I am interesting in understanding the theoretical aspect of the ECPP test, and how everything works.
Looking at
this ECPP example so far I understand:
4*N = u^2 + D*v^2, with Jacobi(-D,N)=1
and tested with different D's until N+1-u has some large probable prime factor q. Then the test is repeated with q and so on until q is small. Makes sense so far, but the concept basic arithmetic, no group theory yet.

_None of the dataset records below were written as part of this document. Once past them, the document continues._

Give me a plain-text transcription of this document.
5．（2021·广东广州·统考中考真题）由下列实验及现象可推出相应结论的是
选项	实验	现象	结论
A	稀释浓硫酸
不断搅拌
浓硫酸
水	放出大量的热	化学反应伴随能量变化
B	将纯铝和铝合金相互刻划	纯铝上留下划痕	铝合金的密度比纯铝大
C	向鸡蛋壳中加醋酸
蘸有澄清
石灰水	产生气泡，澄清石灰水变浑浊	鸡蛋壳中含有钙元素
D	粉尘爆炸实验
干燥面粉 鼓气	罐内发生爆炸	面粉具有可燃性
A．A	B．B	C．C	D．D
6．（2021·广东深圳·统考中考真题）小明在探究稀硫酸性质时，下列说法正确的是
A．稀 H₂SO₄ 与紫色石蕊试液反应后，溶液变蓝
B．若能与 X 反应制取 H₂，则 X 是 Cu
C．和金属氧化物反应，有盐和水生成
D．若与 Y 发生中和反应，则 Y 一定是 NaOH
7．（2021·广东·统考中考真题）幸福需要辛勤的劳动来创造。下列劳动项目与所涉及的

I am not sure how the curve used in the test is constructed from the above representation of 4*N:
E: y^2 = x^3 + a*x + b
nor how the cardinality of |E(F
N)| = N+u-1
(E over the finite field of N elements)
In the Wikipedia example:
N = 167;
4*N = 25^2 + 43*(1)^2;
so u=25 and the cardinality of the constructed E is N-u+1 = 143.
From wikipedia
Quote:
In order to construct the curve, we make use of complex multiplication. In our case we compute the J-invariant:
j = -960^3 ...
|
I am completely lost at this point. For the J-invariant (wiki page) j(r) there are only special cases, and formulas involving the discriminant of the cubic polynomial involved in the elliptic curve. I find that also linked on the wikipedia page:
j(i) = 12^3
j( (i*sqrt(163)+1)/2 ) = -640320^3
both of which are functions of the roots of quadratic polynomials. So probably is the case with the ECPP example that
j( (i*sqrt(43)+1)/2 ) = -960^3 ?
Is so, how is this derived... is there are simple formula to compute j(r) for any quadratic integer r as it is used in the ECPP test? There must be some way to understand this without knowing too much
CM theory. Can anyone explain this to me? Thanks.